The identity of the woman and the rival who supposedly caused Hill's injury, though frequently speculated upon, remained mostly conjecture for nearly a century. William M. Adler's 2011 biography of Hill reveals new information about his alibi, which was never introduced at his trial.〔Steven Greenhouse (quoting John R. Sillito, retired archivist at Weber State University in Ogden, Utah), ''The New York Times'', "Examining a Labor Hero’s Death", August 27, 2011, p. A10.〕 According to Adler, Hill and his friend and countryman, Otto Appelquist, were rivals for the attention of 20-year-old Hilda Erickson, a member of the family with whom the two men were lodging. In a recently discovered letter, Erickson confirmed her relationship with the two men and the rivalry between them. The letter indicates that when she first discovered Hill was injured, he explained to her that Appelquist had shot him, apparently out of jealousy.〔Adler, ''The Man Who Never Died'', 2011, pp. 294-297.〕
==Early life==
Joel Emmanuel Hägglund was born 1879 in Gävle (then spelled Gefle), a city in the province of Gästrikland, Sweden. He was the third child in a family of nine, where three children died young. His father, Olof, worked as a conductor on the Gefle-Dala railway line.〔(Joe's bio. ) Retrieved 29 June 2014.〕 Olof died at the age of 41, and his death meant economic disaster for the family. Joe's mother Margareta Catharina did, however, succeed in keeping the family together until she died in 1902.

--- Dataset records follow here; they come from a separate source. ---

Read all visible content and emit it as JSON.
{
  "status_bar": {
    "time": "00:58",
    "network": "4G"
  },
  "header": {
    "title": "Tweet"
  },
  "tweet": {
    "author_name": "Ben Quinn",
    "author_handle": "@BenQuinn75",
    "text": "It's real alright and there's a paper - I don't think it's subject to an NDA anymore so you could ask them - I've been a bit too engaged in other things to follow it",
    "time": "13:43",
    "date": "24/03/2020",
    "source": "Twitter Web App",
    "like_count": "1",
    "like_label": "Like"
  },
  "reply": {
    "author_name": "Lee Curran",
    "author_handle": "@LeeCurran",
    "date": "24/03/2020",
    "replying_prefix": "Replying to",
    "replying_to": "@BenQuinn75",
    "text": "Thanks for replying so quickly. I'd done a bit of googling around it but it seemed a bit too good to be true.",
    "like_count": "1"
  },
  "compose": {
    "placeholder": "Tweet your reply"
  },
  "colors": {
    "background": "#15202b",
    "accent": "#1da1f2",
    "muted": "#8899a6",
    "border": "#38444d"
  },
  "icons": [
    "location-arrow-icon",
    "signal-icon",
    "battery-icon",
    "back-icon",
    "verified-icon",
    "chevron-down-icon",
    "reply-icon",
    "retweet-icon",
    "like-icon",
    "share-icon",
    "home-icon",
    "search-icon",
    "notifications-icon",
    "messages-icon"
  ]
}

The Hägglund family home still stands in Gävle at the address Nedre Bergsgatan 28, in ''Gamla Stan'', the Old Town. it houses a museum and the ''Joe Hill-gården'', which hosts cultural events.
In his late teens-early 20s, Joel fell seriously ill with skin and glandular tuberculosis, and underwent extensive treatment in Stockholm. In 1902, when about 23, he and his brother Paul emigrated to the United States. Hill became an itinerant laborer, moving from New York City to Cleveland, Ohio, and eventually to the west coast. He was in San Francisco, California, at the time of the 1906 earthquake.